Le Lion malade et les Renards

Version originale de Jean de La Fontaine, LIVRE SIXIEME, FABLE XIV

LE LION MALADE ET LE RENARD

De par le Roi des Animaux,
Qui dans son antre était malade,
Fut fait savoir à ses vassaux
Que chaque espèce en ambassade
Envoyât gens le visiter,
Sous promesse de bien traiter
Les Députés, eux et leur suite,
Foi de Lion très bien écrite.
Bon passe-port contre la dent ;
Contre la griffe tout autant.
L'Édit du Prince s'exécute.
De chaque espèce on lui députe.
Les Renards gardant la maison,
Un d'eux en dit cette raison :
Les pas empreints sur la poussière
Par ceux qui s'en vont faire au malade leur cour,
Tous, sans exception, regardent sa tanière ;
Pas un ne marque de retour.
Cela nous met en méfiance.
Que Sa Majesté nous dispense.
Grand merci de son passe-port.
Je le crois bon ; mais dans cet antre
Je vois fort bien comme l'on entre,
Et ne vois pas comme on en sort.

Version maraîchine et traduction

Parlange Français
D

e leur Roi Le Lion, chaque manièr' de bête

Avait reçu un mot d'écrit'
Li disant qu' bé malade, au laëte,
Le comptait avoir la visite
De un au moins par maisonnée ;
Et pour chacun d'entr'eux, le fixait la jornée.
Pour entreprendre tchiau voyage,
T'chiest ja que l'aviant pouet d'ovrage ;
Mais, le s' voyant teurtos un p'tit obligés
De fair' tchia politesse à leur Majesté.
Et pis sur chaqu' papier ol était mis de même
Que durant leur passag' tchi s'rait pouet le carême.
Le pourriant en parler pendant bé daus années ;
Enfin que l'étiant sûrs d'être pouet maltraités.
Tos tchiels qu' étiant choisis partiant voir le malade,
Y avait que les Renards qu' étiant pouet d' la balade ;
Et qui restiant en leur logis.
Pourquoi ?... L'un d'entr'eux o dicit :
« Y ai begné sur la rout' qui mène chez le Lion
Et pis y ai ja tardé à m' faire tchiall' opinion.
On voit rin que daus pas allant pour visiter,
Mais on en voit pas un torner vers le tchayré.
Vous pensez que, dans tchiés conditions,
Y sont pouet chauds d' l'invitation.
Le billet qu'y avons reçu est vanter' engageant,
Mais le garantit pouet daus griffes ni daus dents. »
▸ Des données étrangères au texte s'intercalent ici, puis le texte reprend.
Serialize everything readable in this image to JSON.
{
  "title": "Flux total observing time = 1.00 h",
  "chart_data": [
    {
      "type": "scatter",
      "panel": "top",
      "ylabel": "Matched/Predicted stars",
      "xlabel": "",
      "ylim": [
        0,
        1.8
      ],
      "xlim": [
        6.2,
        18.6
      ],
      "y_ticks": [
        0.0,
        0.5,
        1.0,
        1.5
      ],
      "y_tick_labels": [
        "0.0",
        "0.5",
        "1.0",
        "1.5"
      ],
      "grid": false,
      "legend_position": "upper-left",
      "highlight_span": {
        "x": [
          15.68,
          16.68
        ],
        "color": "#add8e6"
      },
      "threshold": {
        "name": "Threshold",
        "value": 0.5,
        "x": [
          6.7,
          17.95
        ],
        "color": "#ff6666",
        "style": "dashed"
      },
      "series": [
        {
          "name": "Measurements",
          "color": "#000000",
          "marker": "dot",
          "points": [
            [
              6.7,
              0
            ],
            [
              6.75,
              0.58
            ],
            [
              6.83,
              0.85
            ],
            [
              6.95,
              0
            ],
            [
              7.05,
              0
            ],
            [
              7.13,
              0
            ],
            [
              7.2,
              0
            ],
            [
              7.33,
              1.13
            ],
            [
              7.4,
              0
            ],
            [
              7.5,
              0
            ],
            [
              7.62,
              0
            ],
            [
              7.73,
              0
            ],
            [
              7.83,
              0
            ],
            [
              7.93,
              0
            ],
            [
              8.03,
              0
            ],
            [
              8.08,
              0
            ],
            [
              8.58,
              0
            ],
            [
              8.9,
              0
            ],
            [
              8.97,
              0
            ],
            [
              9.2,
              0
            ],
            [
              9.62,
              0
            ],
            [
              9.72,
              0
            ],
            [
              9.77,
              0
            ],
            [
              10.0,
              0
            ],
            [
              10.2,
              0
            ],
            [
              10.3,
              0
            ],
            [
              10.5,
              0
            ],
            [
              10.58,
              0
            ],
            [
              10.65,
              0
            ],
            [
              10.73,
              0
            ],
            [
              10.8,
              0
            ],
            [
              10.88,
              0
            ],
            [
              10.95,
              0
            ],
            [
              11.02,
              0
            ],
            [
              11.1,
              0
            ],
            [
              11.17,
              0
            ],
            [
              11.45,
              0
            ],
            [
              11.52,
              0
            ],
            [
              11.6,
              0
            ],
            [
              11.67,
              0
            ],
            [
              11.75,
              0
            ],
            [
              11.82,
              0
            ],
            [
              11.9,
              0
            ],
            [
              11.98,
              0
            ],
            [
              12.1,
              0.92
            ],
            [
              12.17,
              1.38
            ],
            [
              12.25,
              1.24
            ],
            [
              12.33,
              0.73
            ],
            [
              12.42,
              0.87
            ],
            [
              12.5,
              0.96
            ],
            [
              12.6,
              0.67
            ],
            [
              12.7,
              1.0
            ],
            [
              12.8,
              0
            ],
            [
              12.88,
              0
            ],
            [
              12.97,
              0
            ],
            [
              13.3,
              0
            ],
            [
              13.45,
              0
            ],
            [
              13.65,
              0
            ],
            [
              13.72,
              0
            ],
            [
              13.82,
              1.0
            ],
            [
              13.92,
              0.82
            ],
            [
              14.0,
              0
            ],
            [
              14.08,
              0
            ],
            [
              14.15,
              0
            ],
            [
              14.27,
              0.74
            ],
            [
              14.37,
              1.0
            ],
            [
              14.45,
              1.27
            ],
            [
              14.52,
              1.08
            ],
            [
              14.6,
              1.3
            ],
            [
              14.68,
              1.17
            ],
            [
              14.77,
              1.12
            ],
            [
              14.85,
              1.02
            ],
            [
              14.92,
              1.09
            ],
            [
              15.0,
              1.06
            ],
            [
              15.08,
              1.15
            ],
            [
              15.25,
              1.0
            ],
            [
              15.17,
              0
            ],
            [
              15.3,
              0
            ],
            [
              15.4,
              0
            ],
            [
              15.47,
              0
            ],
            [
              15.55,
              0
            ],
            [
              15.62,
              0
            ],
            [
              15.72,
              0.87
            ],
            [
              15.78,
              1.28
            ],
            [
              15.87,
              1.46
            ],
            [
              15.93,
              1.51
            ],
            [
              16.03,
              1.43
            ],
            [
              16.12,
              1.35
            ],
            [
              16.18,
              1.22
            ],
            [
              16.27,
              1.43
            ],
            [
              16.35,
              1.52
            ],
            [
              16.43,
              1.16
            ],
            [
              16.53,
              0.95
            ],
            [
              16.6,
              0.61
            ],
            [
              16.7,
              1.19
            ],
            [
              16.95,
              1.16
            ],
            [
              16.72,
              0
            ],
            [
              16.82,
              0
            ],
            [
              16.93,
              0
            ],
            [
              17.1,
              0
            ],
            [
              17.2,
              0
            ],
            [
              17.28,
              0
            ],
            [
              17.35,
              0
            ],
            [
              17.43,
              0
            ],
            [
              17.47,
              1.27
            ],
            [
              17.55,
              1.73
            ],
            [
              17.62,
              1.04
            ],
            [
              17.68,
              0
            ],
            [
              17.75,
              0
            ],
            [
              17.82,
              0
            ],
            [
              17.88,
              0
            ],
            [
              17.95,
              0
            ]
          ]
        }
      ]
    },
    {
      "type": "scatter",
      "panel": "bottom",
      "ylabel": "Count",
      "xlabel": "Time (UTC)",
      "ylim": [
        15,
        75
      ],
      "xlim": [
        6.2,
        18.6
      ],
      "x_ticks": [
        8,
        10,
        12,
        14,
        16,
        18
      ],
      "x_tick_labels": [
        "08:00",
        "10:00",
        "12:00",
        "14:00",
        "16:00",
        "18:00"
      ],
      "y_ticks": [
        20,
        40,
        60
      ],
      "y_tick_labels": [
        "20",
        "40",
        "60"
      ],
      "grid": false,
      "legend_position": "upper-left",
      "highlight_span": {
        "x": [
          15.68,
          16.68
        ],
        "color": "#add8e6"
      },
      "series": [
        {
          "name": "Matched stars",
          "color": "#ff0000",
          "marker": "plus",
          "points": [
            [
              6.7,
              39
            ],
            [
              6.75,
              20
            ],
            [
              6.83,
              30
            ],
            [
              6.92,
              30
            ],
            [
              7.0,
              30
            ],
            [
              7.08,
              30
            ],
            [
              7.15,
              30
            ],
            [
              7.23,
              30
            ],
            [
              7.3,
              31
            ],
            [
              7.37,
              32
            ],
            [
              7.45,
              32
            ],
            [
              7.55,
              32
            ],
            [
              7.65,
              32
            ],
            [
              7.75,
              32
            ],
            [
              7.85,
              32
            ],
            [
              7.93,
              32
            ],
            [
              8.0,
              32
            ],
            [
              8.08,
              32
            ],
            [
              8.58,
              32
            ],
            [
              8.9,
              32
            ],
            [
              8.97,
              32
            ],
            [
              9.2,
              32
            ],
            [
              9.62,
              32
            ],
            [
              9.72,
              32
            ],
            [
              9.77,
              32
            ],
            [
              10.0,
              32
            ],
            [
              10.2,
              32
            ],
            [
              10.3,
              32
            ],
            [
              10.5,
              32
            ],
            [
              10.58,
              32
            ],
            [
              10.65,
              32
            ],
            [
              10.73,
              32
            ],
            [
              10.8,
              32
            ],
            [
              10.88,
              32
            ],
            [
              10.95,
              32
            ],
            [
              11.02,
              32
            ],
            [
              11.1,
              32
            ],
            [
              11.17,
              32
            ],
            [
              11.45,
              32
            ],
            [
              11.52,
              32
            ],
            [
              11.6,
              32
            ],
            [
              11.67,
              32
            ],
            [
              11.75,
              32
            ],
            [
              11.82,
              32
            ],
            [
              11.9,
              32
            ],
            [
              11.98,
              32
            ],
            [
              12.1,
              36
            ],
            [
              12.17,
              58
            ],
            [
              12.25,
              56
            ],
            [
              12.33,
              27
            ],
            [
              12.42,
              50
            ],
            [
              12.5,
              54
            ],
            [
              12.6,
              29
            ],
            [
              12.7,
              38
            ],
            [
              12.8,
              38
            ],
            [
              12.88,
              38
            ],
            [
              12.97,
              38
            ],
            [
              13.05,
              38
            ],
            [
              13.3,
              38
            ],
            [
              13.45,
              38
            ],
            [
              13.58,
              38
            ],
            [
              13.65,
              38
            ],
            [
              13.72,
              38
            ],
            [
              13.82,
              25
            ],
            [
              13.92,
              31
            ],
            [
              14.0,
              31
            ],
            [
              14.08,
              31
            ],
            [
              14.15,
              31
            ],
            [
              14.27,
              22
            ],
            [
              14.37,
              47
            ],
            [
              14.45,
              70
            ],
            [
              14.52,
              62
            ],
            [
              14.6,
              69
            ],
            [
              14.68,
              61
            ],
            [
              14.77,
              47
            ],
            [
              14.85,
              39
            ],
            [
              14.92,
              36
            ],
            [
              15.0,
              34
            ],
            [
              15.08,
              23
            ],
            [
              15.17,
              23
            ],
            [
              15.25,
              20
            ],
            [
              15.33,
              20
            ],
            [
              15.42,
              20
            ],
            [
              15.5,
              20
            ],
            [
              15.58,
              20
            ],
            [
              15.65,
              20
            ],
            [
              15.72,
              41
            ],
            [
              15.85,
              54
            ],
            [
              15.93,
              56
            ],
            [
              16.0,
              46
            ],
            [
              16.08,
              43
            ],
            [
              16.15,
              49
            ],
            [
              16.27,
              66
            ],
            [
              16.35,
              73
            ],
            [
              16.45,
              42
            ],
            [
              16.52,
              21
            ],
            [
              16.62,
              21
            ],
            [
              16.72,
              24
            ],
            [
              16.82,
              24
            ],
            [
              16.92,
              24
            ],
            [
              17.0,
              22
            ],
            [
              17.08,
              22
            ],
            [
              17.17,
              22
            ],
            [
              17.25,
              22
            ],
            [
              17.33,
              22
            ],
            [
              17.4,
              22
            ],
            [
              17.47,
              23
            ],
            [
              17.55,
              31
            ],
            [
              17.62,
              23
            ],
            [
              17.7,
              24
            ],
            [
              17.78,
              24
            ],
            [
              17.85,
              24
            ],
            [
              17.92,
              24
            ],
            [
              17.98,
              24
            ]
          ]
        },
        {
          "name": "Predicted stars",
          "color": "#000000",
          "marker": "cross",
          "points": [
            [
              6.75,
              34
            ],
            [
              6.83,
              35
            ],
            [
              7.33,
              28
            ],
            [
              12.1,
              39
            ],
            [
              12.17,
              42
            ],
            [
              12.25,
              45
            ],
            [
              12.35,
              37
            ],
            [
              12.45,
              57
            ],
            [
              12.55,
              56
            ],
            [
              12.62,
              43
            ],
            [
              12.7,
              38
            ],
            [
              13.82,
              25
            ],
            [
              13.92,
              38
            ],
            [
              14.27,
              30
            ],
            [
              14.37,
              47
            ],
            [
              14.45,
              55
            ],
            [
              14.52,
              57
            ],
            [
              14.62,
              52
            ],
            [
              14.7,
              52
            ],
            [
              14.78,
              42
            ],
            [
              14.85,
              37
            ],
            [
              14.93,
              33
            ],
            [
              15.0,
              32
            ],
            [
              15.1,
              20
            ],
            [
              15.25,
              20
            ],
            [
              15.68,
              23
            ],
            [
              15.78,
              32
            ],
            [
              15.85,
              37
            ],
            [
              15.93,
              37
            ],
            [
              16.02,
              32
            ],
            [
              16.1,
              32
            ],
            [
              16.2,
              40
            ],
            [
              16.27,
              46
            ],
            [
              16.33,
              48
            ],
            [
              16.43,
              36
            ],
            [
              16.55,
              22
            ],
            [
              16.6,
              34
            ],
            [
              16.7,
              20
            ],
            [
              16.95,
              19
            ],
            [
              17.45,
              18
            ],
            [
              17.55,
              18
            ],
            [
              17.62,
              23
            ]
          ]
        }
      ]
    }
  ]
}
A fêter en Château, on peut d'êtr' invité,
Mais faut d'êt' sûr d'avance d' pouet s'y fair' épialer.

De leur Roi Le Lion, chaque espèce d'animal

Avait reçu un mot
Lui disant que, bien malade, au lit,
Il comptait avoir la visite
De un au moins par maisonnée ;
Et pour chacun d'eux, il fixait la journée.
Pour entreprendre ce voyage,
Ce n'est pas qu'ils n'avaient pas de travail ;
Mais, ils se voyaient tous un peu obligés
De faire cette politesse à leur Majesté.
Et puis sur chaque papier il était mis comme ça
Que durant leur passage ce ne serait pas le carême.
Ils pourraient en parler pendant bien des années ;
Enfin qu'ils étaient sûrs de n'être point maltraités.
Tous ceux qui étaient choisis partaient voir le malade,
Il n'y avait que les Renards qui n'étaient pas de la promenade ;
Et qui restaient en leur logis.
Pourquoi ?... L'un d'eux le dit :
« J'ai regardé sur la route qui mène chez le Lion
Et puis je n'ai guère tardé à me faire cette opinion.
On ne voit rien que des pas allant pour visiter,
Mais on n'en voit aucun retourner vers l'aire.
Vous pensez que, dans ces conditions,
Nous ne sommes pas enthousiastes pour l'invitation.
Le billet que nous avons reçu est peut-être engageant,
Mais il ne protège ni des griffes ni des dents. »

A fêter en Château, on peut être invité,
Mais il faut être sûr à l'avance de ne point s'y faire dépiauté.

Notes

Dans le titre de la version originale de La Fontaine, le Renard est au singulier ; c'est Marcel Douillard qui le passe au pluriel.